Non c’erano mete, punti d’arrivo o almeno per loro non era dato sperarci.

Poi un giorno qualcuno decide di “riformare” il presente di questa generazione delusa dalla società.
Qualcuno sbagliando crede che in questo paese tutto si può fare. Non occorrerà nemmeno agire come si faceva una volta, secondo i consigli di Cossiga. I metodi degli anni bui della nostra repubblica non servono.

Oggi si governa con la televisione.
Basterà annunciare a reti unificate che si ricorrerà alla forza pubblica. Tutto sarà semplice come è stato “riformare” giustizia e finanza.
Ma qualcosa non va come sperato dai governanti.
I giovani manifestano, occupano, gridano noncuranti delle minacce televisive.
Acquisiscono consapevolezza che il futuro esiste e forse si può anche provare a costruirlo. L’ordine incontrovertibile delle cose può subire un mutamento.
A spiegarglielo non sono i rappresentanti dell’opposizione, non sono i politici di mestiere.
Ad aprire gli occhi agli studenti sono i professori, i rettori, i ricercatori e gli scienziati.
Nessun riferimento ai precedenti movimenti studenteschi dei trascorsi decenni.

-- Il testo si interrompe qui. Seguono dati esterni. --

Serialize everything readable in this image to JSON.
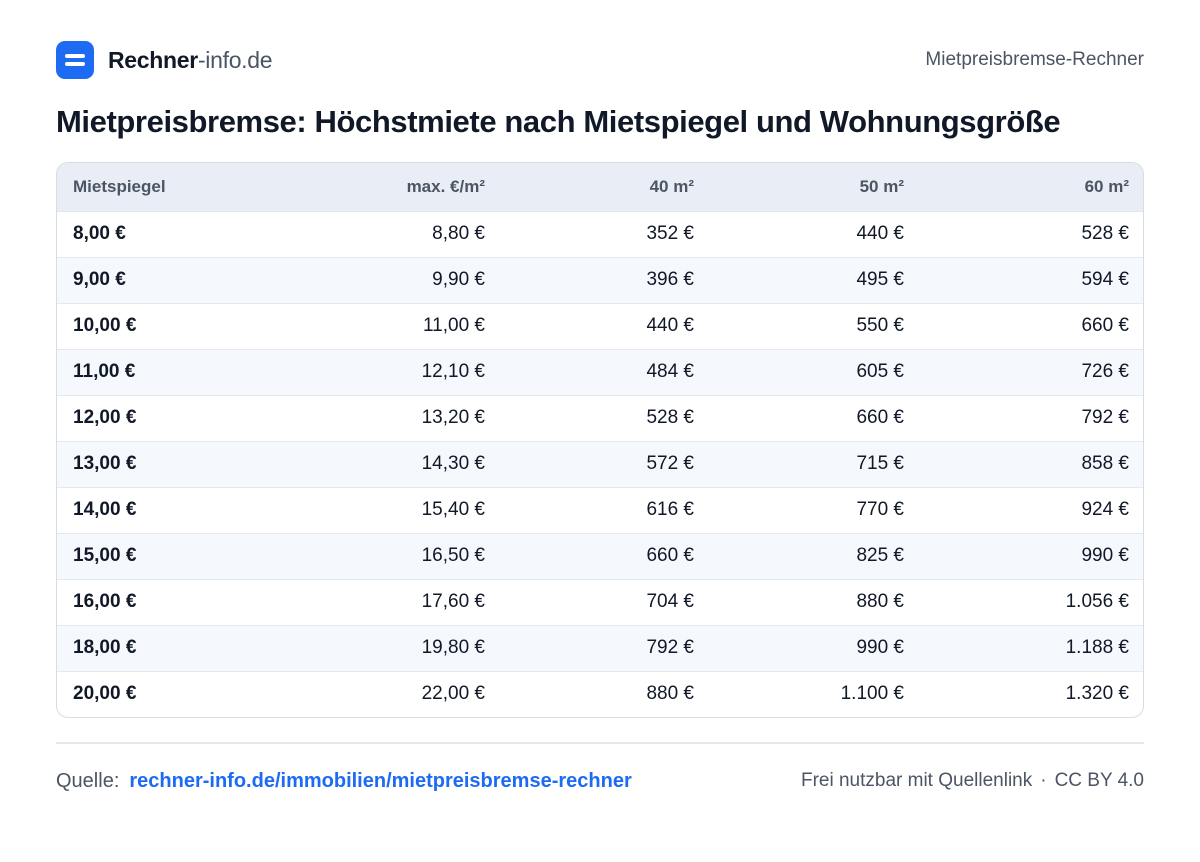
{
  "header": {
    "brand_name": "Rechner",
    "brand_domain": "-info.de",
    "page_label": "Mietpreisbremse-Rechner",
    "logo_icon": "equals-icon",
    "accent_color": "#1d6bf3"
  },
  "title": "Mietpreisbremse: Höchstmiete nach Mietspiegel und Wohnungsgröße",
  "table": {
    "columns": [
      "Mietspiegel",
      "max. €/m²",
      "40 m²",
      "50 m²",
      "60 m²"
    ],
    "rows": [
      [
        "8,00 €",
        "8,80 €",
        "352 €",
        "440 €",
        "528 €"
      ],
      [
        "9,00 €",
        "9,90 €",
        "396 €",
        "495 €",
        "594 €"
      ],
      [
        "10,00 €",
        "11,00 €",
        "440 €",
        "550 €",
        "660 €"
      ],
      [
        "11,00 €",
        "12,10 €",
        "484 €",
        "605 €",
        "726 €"
      ],
      [
        "12,00 €",
        "13,20 €",
        "528 €",
        "660 €",
        "792 €"
      ],
      [
        "13,00 €",
        "14,30 €",
        "572 €",
        "715 €",
        "858 €"
      ],
      [
        "14,00 €",
        "15,40 €",
        "616 €",
        "770 €",
        "924 €"
      ],
      [
        "15,00 €",
        "16,50 €",
        "660 €",
        "825 €",
        "990 €"
      ],
      [
        "16,00 €",
        "17,60 €",
        "704 €",
        "880 €",
        "1.056 €"
      ],
      [
        "18,00 €",
        "19,80 €",
        "792 €",
        "990 €",
        "1.188 €"
      ],
      [
        "20,00 €",
        "22,00 €",
        "880 €",
        "1.100 €",
        "1.320 €"
      ]
    ]
  },
  "footer": {
    "source_label": "Quelle:",
    "source_link": "rechner-info.de/immobilien/mietpreisbremse-rechner",
    "usage": "Frei nutzbar mit Quellenlink",
    "separator": "·",
    "license": "CC BY 4.0"
  }
}
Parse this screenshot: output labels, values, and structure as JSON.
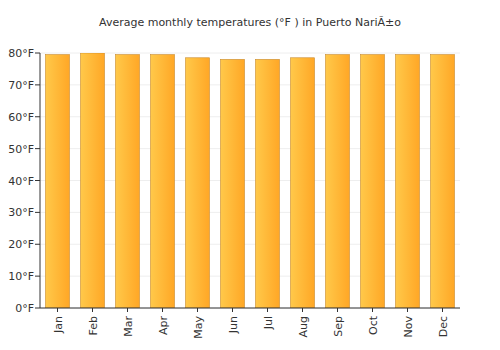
{
  "chart_data": {
    "type": "bar",
    "title": "Average monthly temperatures (°F ) in Puerto NariÃ±o",
    "categories": [
      "Jan",
      "Feb",
      "Mar",
      "Apr",
      "May",
      "Jun",
      "Jul",
      "Aug",
      "Sep",
      "Oct",
      "Nov",
      "Dec"
    ],
    "values": [
      79.5,
      80,
      79.5,
      79.5,
      78.5,
      78,
      78,
      78.5,
      79.5,
      79.5,
      79.5,
      79.5
    ],
    "color": "#ffa726",
    "ylim": [
      0,
      80
    ],
    "yticks": [
      {
        "value": 0,
        "label": "0°F"
      },
      {
        "value": 10,
        "label": "10°F"
      },
      {
        "value": 20,
        "label": "20°F"
      },
      {
        "value": 30,
        "label": "30°F"
      },
      {
        "value": 40,
        "label": "40°F"
      },
      {
        "value": 50,
        "label": "50°F"
      },
      {
        "value": 60,
        "label": "60°F"
      },
      {
        "value": 70,
        "label": "70°F"
      },
      {
        "value": 80,
        "label": "80°F"
      }
    ],
    "grid": true
  }
}
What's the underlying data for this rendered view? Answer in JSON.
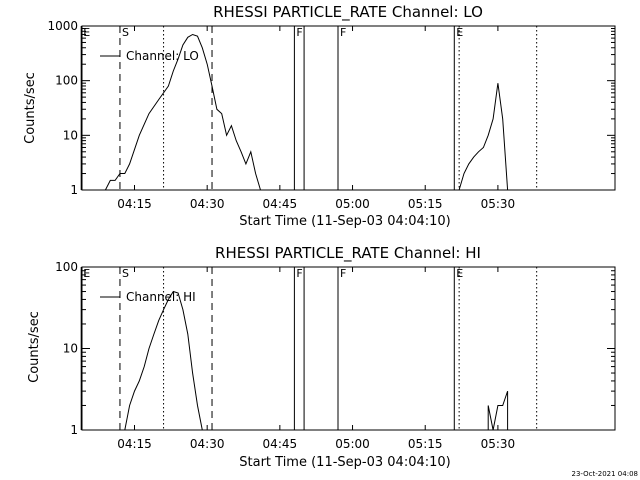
{
  "footer_timestamp": "23-Oct-2021 04:08",
  "chart_data": [
    {
      "type": "line",
      "title": "RHESSI PARTICLE_RATE Channel: LO",
      "xlabel": "Start Time (11-Sep-03 04:04:10)",
      "ylabel": "Counts/sec",
      "y_scale": "log",
      "ylim": [
        1,
        1000
      ],
      "xlim_minutes_after_04_04_10": [
        0,
        110
      ],
      "x_ticks": [
        "04:15",
        "04:30",
        "04:45",
        "05:00",
        "05:15",
        "05:30"
      ],
      "y_ticks": [
        "1",
        "10",
        "100",
        "1000"
      ],
      "legend": {
        "entries": [
          "Channel: LO"
        ],
        "placement": "top-left"
      },
      "markers": [
        {
          "label": "E",
          "time": "04:04",
          "style": "solid"
        },
        {
          "label": "S",
          "time": "04:12",
          "style": "dashed"
        },
        {
          "label": "",
          "time": "04:21",
          "style": "dotted"
        },
        {
          "label": "",
          "time": "04:31",
          "style": "dashed"
        },
        {
          "label": "F",
          "time": "04:48",
          "style": "solid"
        },
        {
          "label": "",
          "time": "04:50",
          "style": "solid"
        },
        {
          "label": "F",
          "time": "04:57",
          "style": "solid"
        },
        {
          "label": "E",
          "time": "05:21",
          "style": "solid"
        },
        {
          "label": "",
          "time": "05:22",
          "style": "dotted"
        },
        {
          "label": "",
          "time": "05:38",
          "style": "dotted"
        }
      ],
      "series": [
        {
          "name": "Channel: LO",
          "segments": [
            {
              "x": [
                "04:09",
                "04:10",
                "04:11",
                "04:12",
                "04:13",
                "04:14",
                "04:16",
                "04:18",
                "04:20",
                "04:22",
                "04:23",
                "04:24",
                "04:25",
                "04:26",
                "04:27",
                "04:28",
                "04:29",
                "04:30",
                "04:31",
                "04:32",
                "04:33",
                "04:34",
                "04:35",
                "04:36",
                "04:37",
                "04:38",
                "04:39",
                "04:40",
                "04:41"
              ],
              "y": [
                1,
                1.5,
                1.5,
                2,
                2,
                3,
                10,
                25,
                45,
                80,
                150,
                250,
                450,
                620,
                700,
                650,
                400,
                200,
                80,
                30,
                25,
                10,
                15,
                8,
                5,
                3,
                5,
                2,
                1
              ]
            },
            {
              "x": [
                "05:22",
                "05:23",
                "05:24",
                "05:25",
                "05:26",
                "05:27",
                "05:28",
                "05:29",
                "05:30",
                "05:31",
                "05:32"
              ],
              "y": [
                1,
                2,
                3,
                4,
                5,
                6,
                10,
                20,
                90,
                20,
                1
              ]
            }
          ]
        }
      ]
    },
    {
      "type": "line",
      "title": "RHESSI PARTICLE_RATE Channel: HI",
      "xlabel": "Start Time (11-Sep-03 04:04:10)",
      "ylabel": "Counts/sec",
      "y_scale": "log",
      "ylim": [
        1,
        100
      ],
      "xlim_minutes_after_04_04_10": [
        0,
        110
      ],
      "x_ticks": [
        "04:15",
        "04:30",
        "04:45",
        "05:00",
        "05:15",
        "05:30"
      ],
      "y_ticks": [
        "1",
        "10",
        "100"
      ],
      "legend": {
        "entries": [
          "Channel: HI"
        ],
        "placement": "top-left"
      },
      "markers": [
        {
          "label": "E",
          "time": "04:04",
          "style": "solid"
        },
        {
          "label": "S",
          "time": "04:12",
          "style": "dashed"
        },
        {
          "label": "",
          "time": "04:21",
          "style": "dotted"
        },
        {
          "label": "",
          "time": "04:31",
          "style": "dashed"
        },
        {
          "label": "F",
          "time": "04:48",
          "style": "solid"
        },
        {
          "label": "",
          "time": "04:50",
          "style": "solid"
        },
        {
          "label": "F",
          "time": "04:57",
          "style": "solid"
        },
        {
          "label": "E",
          "time": "05:21",
          "style": "solid"
        },
        {
          "label": "",
          "time": "05:22",
          "style": "dotted"
        },
        {
          "label": "",
          "time": "05:38",
          "style": "dotted"
        }
      ],
      "series": [
        {
          "name": "Channel: HI",
          "segments": [
            {
              "x": [
                "04:13",
                "04:14",
                "04:15",
                "04:16",
                "04:17",
                "04:18",
                "04:19",
                "04:20",
                "04:21",
                "04:22",
                "04:23",
                "04:24",
                "04:25",
                "04:26",
                "04:27",
                "04:28",
                "04:29"
              ],
              "y": [
                1,
                2,
                3,
                4,
                6,
                10,
                15,
                22,
                30,
                40,
                50,
                48,
                30,
                15,
                5,
                2,
                1
              ]
            },
            {
              "x": [
                "05:28",
                "05:29",
                "05:30",
                "05:31",
                "05:32"
              ],
              "y": [
                2,
                1,
                2,
                2,
                3
              ]
            }
          ]
        }
      ]
    }
  ]
}
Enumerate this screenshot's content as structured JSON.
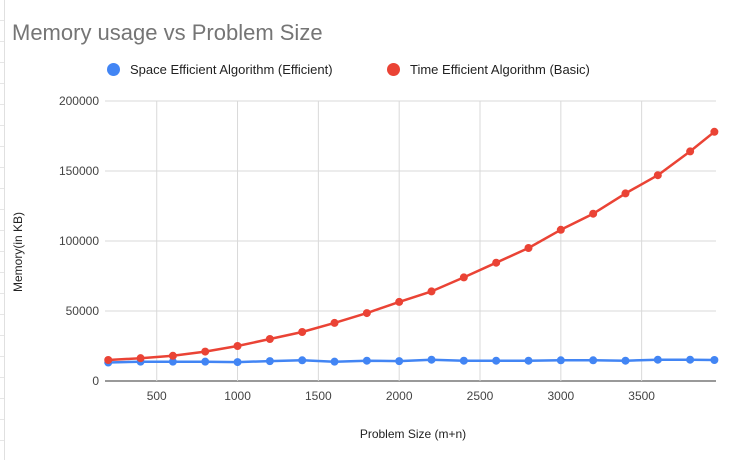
{
  "chart_data": {
    "type": "line",
    "title": "Memory usage vs Problem Size",
    "xlabel": "Problem Size (m+n)",
    "ylabel": "Memory(in KB)",
    "xlim": [
      180,
      3960
    ],
    "ylim": [
      0,
      200000
    ],
    "xticks": [
      500,
      1000,
      1500,
      2000,
      2500,
      3000,
      3500
    ],
    "yticks": [
      0,
      50000,
      100000,
      150000,
      200000
    ],
    "grid": true,
    "legend_position": "top",
    "x": [
      200,
      400,
      600,
      800,
      1000,
      1200,
      1400,
      1600,
      1800,
      2000,
      2200,
      2400,
      2600,
      2800,
      3000,
      3200,
      3400,
      3600,
      3800,
      3950
    ],
    "series": [
      {
        "name": "Space Efficient Algorithm (Efficient)",
        "color": "#4285f4",
        "values": [
          13200,
          13800,
          13800,
          13800,
          13500,
          14200,
          14800,
          13800,
          14500,
          14200,
          15200,
          14500,
          14500,
          14500,
          14800,
          14800,
          14500,
          15200,
          15200,
          15000
        ]
      },
      {
        "name": "Time Efficient Algorithm (Basic)",
        "color": "#ea4335",
        "values": [
          15000,
          16300,
          18000,
          21000,
          25000,
          30000,
          35000,
          41500,
          48500,
          56500,
          64000,
          74000,
          84500,
          95000,
          108000,
          119500,
          134000,
          147000,
          164000,
          178000
        ]
      }
    ]
  }
}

Non è una questione politica nonostante il regime etichetti tutto come pura strumentalizzazione.
E’ che la misura è colma.
E’ che più manifestano e più prendono coscienza di potercela fare. Vincere, conquistare, partecipare.
Il loro presente può rappresentare un cambiamento del futuro degli altri che verranno.
Sono tanti e, come è capitato a molti, si sentono forti. Nei loro cortei ci sono bandiere e striscioni di tutti i colori.
I colori li rappresentano, perché come loro sono diversi ma complementari e di certo non riguardano la scala cromatica dell’appartenenza politica.
A loro la politica ha solo tolto, sottratto, derubato la possibilità di sperare nel futuro. Così colorati e rumorosi, pacifici e spiritosi si sentono i “governati” che nei libri di testo si racconta, possono non legittimare i “governanti”.